The switch sample is the clearest sign of the mechanism. SFT used 4 benchmark households; RL used solely SEC. On these source-family duties, Harness-1 gained 7.9 factors over the closest open baseline. On 4 held-out benchmarks, it gained 17.0 factors. That is a 2.2x bigger acquire on duties furthest from coaching knowledge.
Ablations help the harness declare. Disabling all harness mechanisms drops Recall by 12.2 % relative on BrowseComp+. The educated coverage retains looking out however can not rank what it sees.

Use Cases
The technique targets evidence-seeking retrieval the place paperwork help a solution. Several workflows match this form.
One is literature and patent evaluation. The proof graph and curated set assist manage many sources. Another is financial-filing evaluation. The SEC case research recovers an actual executive-transition date throughout a number of 8-Ks.
A third is multi-hop fact-checking. The fan_out_search and confirm instruments resolve ambiguous entities earlier than committing.

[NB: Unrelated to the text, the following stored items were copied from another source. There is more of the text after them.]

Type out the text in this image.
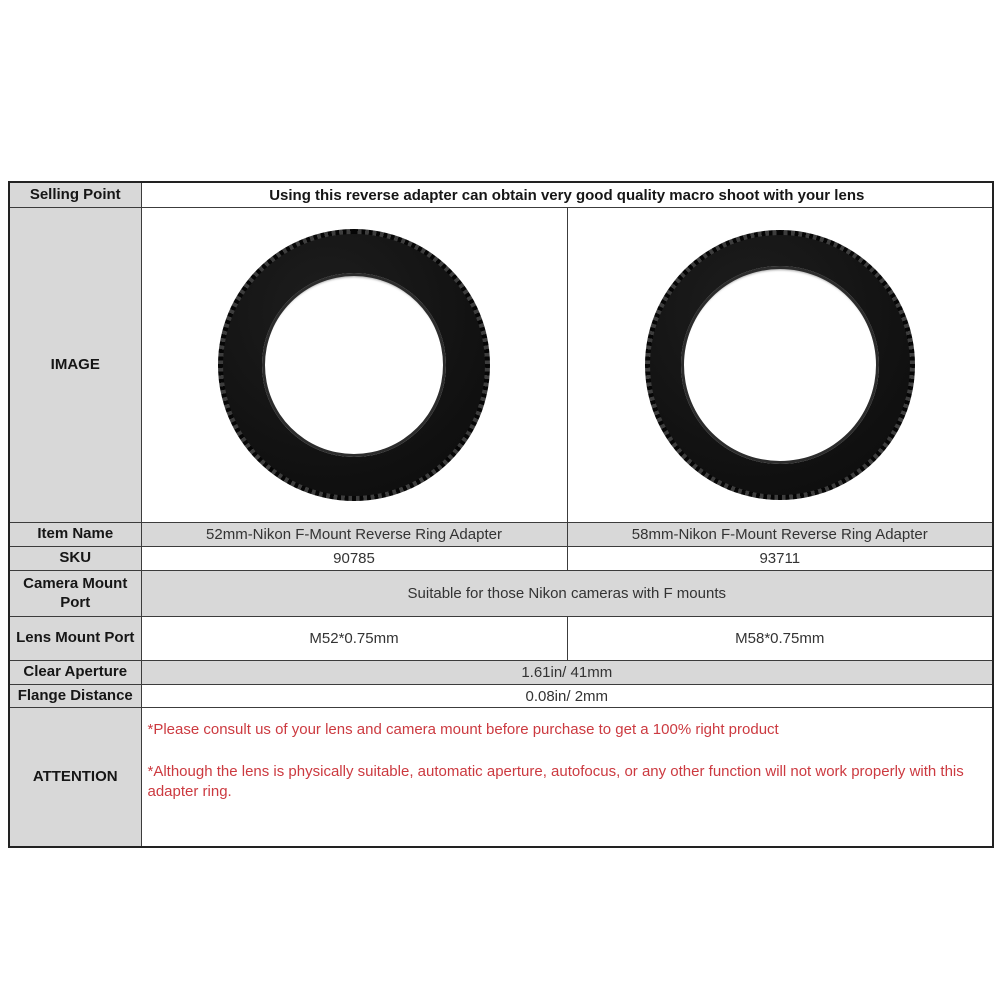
Selling Point	Using this reverse adapter can obtain very good quality macro shoot with your lens	
IMAGE	

Item Name	52mm-Nikon F-Mount Reverse Ring Adapter	58mm-Nikon F-Mount Reverse Ring Adapter
SKU	90785	93711
Camera Mount Port	Suitable for those Nikon cameras with F mounts	
Lens Mount Port	M52*0.75mm	M58*0.75mm
Clear Aperture	1.61in/ 41mm	
Flange Distance	0.08in/ 2mm	
ATTENTION	*Please consult us of your lens and camera mount before purchase to get a 100% right product

*Although the lens is physically suitable, automatic aperture, autofocus, or any other function will not work properly with this adapter ring.	
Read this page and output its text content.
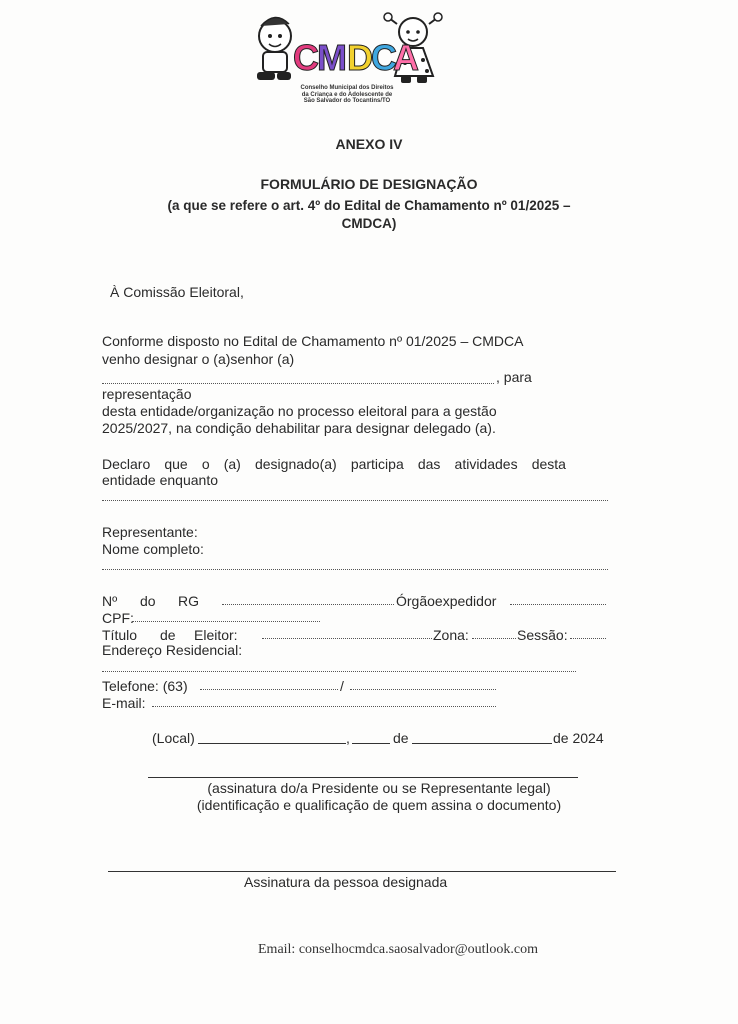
C
M D
C
A
Conselho Municipal dos Direitos
da Criança e do Adolescente de
São Salvador do Tocantins/TO
ANEXO IV
FORMULÁRIO DE DESIGNAÇÃO
(a que se refere o art. 4º do Edital de Chamamento nº 01/2025 –
CMDCA)
À Comissão Eleitoral,
Conforme disposto no Edital de Chamamento nº 01/2025 – CMDCA
venho designar o (a)senhor (a)
, para
representação
desta entidade/organização no processo eleitoral para a gestão
2025/2027, na condição dehabilitar para designar delegado (a).
Declaro que o (a) designado(a) participa das atividades desta
entidade enquanto
Representante:
Nome completo:
Nº do RG	Órgãoexpedidor
CPF:
Título de Eleitor:	Zona:	Sessão:
Endereço Residencial:
Telefone: (63)	/
E-mail:
(Local)	,	de	de 2024
(assinatura do/a Presidente ou se Representante legal)
(identificação e qualificação de quem assina o documento)
Assinatura da pessoa designada
Email: conselhocmdca.saosalvador@outlook.com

A fourth is modular RAG. The curated set feeds a frozen generator, and higher units yield larger reply accuracy.
Strengths and Weaknesses
Strengths
- Highest common curated recall among the many open fashions examined, and behind solely Opus-4.6 total.
- Gains maintain on held-out benchmarks, suggesting domain-general search operations.
- Trained on 4,352 distinctive gadgets, far fewer than a number of baselines.
- Open checkpoint and harness code, servable with widespread runtimes.
Weaknesses
- The proof graph makes use of regex extraction, not full entity linking.
- The confirm instrument is an LLM proxy that may err on ambiguous claims.
- Sentence-BM25 compression might drop context tied to discourse construction.
- The analysis staff stories level estimates with out full confidence intervals.
Key Takeaways
- Harness-1 is a 20B search agent that strikes search bookkeeping into the atmosphere, leaving semantic choices to the coverage.
- It hits 0.730 common curated recall throughout eight benchmarks, beating the subsequent open subagent by 11.4 factors.
- Among the searchers examined, solely Opus-4.6 scores larger on common curated recall.
- Gains are largest on held-out benchmarks (+17.0 vs +7.9 factors), suggesting the discovered search operations switch.
- Weights and harness code are public, servable through vLLM, SGLang, or Transformers.
Marktechpost’s Visual Explainer
1 / 7
Check out the Paper, Model weights and GitHub Repo. Also, be at liberty to observe us on Twitter and don’t overlook to hitch our 150k+ ML SubReddit and Subscribe to our Newsletter. Wait! are you on telegram? now you can join us on telegram as well.
Need to companion with us for selling your GitHub Repo OR Hugging Face Page OR Product Release OR Webinar and so forth.? Connect with us
The publish Meet Harness-1: A 20B Retrieval Subagent Trained With Reinforcement Learning Inside a Stateful Search Harness on gpt-oss-20b appeared first on MarkTechPost.